Greek government officials stated earlier this year that state-controlled DEPA would ask Gazprom for lower prices, but they did not reveal the size of the requested cut.
Gazprom has already agreed to revise long-term gas supply contracts with customers in Europe, where it generates around 55% of its revenues, making "retroactive payments" to avoid losing business.
Russia's gas monopolist is also under pressure by European regulators investigating suspected anti-competitive pricing. Gazprom sales to Greece, which began in 1996, are not under investigation, the Greek officials said.
Gazprom is DEPA's biggest supplier, accounting for about sixty percent of purchases. DEPA imported 2.3 billion cubic metres (bcm) of Gazprom gas in 2012, compared with 2.8 bcm it can import each year under the terms of their contract, which expires at the end of 2016 and will most likely be extended.
DEPA was among the first European companies to obtain a rebate from Gazprom in 2011, of about 7%. But the Greeks are now seeking deeper cuts.
DEPA pays Gazprom about $470 per 1,000 cubic metres of gas, according to the Greek energy industry sources. That is 20% more than the weighted average price paid by a group of other western European countries including France, Germany, Italy and Netherlands, according to independent estimates based on official data, they added.
"Market conditions across Europe have changed since the last time prices were reviewed in 2011," said one of the officials.
DEPA wants its Gazprom contracts to reflect hub indexation, away from a current model that links its supply prices to those for crude oil, fuel oil and gasoil.
Gazprom is treating Greece as part of its Eastern European markets, which are usually charged higher prices than western ones, the Greek officials said. The Russians argue they charge Greece more because it is a small market that is not connected with western European gas hubs, they added.
Focus on privatisation
DEPA is under pressure to lower its prices from clients hit by Greece's economic depression. Cutting prices will also help it stay competitive in Greece's natural gas market, which was liberalised four years ago.
The company obtained a 10% reduction in LNG supply prices from Algeria's state-owned Sonatrach, its second-biggest gas supplier, at the end of last year.
Lower prices might also improve the prospects of DEPA's planned privatisation, required under Greece's bailout.
A previous attempt to sell DEPA failed in June when Gazprom surprisingly decided against submitting a binding offer. But Greek officials hope the new tender could attract more investor interest after DEPA's liquidity strains have since eased and Greece's role as a possible transit hub for gas has increased.

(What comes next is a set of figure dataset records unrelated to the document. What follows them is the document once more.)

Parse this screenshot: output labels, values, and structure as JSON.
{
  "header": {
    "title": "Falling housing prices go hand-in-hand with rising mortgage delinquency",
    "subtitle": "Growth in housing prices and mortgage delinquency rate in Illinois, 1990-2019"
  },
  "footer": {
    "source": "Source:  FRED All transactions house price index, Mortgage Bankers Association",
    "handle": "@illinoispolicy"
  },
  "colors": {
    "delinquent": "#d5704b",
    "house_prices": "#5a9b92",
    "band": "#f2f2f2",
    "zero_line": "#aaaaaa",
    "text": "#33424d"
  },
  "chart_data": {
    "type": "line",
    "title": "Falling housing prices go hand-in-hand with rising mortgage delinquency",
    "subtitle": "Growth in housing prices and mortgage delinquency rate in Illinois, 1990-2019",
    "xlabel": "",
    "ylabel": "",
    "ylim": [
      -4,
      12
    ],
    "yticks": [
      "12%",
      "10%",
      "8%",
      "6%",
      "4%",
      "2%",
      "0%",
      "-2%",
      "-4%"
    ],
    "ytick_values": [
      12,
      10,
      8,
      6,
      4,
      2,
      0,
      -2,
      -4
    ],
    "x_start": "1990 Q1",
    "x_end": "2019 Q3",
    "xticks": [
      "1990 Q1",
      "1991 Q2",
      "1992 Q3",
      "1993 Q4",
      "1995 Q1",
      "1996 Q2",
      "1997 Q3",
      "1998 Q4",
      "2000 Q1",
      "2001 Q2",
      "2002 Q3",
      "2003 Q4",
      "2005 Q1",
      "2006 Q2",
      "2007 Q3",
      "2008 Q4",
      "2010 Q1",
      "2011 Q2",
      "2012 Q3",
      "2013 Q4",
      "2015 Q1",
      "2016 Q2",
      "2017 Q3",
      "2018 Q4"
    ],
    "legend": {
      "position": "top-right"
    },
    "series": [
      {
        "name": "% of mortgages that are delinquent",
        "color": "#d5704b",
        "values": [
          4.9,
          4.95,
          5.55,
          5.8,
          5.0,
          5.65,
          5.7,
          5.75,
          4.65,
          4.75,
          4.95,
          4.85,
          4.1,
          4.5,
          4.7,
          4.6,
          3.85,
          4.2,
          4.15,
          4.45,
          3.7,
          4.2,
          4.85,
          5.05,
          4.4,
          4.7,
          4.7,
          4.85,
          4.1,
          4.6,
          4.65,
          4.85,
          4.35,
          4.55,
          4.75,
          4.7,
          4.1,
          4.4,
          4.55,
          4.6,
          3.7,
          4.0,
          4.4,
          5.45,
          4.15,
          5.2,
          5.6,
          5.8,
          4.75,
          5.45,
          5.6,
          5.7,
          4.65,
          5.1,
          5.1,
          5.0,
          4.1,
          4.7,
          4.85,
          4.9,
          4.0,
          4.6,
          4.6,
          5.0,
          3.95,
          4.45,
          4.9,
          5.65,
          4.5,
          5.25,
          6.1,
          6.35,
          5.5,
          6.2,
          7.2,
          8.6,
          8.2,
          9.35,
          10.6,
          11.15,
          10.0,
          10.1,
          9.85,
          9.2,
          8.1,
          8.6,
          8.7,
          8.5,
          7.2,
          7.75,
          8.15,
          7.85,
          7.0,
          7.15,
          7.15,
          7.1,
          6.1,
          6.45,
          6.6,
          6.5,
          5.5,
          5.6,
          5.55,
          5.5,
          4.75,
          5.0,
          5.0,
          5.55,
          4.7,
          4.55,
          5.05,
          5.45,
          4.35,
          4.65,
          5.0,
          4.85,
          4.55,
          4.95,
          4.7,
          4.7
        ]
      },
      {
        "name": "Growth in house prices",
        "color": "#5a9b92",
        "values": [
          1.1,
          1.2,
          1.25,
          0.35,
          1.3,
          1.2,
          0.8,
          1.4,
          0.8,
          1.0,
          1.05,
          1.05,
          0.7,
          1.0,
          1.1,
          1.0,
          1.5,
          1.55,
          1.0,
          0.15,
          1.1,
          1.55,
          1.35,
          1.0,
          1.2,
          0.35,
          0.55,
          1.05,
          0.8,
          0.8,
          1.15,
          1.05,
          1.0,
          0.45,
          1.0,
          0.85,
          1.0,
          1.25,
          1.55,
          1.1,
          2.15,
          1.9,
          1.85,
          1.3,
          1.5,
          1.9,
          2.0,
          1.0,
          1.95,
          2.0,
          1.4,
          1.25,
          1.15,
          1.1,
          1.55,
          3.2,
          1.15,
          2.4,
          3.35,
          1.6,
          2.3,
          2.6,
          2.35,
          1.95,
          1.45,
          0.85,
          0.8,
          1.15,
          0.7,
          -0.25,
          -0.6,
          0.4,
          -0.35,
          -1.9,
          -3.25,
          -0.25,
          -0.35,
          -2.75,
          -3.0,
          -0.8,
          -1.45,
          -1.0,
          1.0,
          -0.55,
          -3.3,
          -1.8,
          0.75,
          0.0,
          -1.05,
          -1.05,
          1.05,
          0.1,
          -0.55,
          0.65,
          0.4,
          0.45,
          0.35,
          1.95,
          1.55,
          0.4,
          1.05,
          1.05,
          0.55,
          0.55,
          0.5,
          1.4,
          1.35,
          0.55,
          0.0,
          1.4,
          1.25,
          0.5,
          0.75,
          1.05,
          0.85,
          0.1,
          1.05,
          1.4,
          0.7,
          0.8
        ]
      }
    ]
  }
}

Arrears by electricity producers, DEPA's biggest client group, have fallen below €300 million from more than €400 million and are expected to drop to about €150 million by the end of the year, the sources said.
In June, Azerbaijan picked the Trans-Adriatic Pipeline (TAP), which will cross northern Greece, to ship much of its gas to western Europe.
DEPA has stayed profitable in the crisis, with net income of €134 million in 2012, including a 94-million-euro charge to settle a dispute with Greek utility PPC.
“[Full-year 2013] sales volumes are to be very close to last year's levels," a third source said. DEPA sold 3.94 bcm of natural gas in 2012, down 6.7% from the previous year.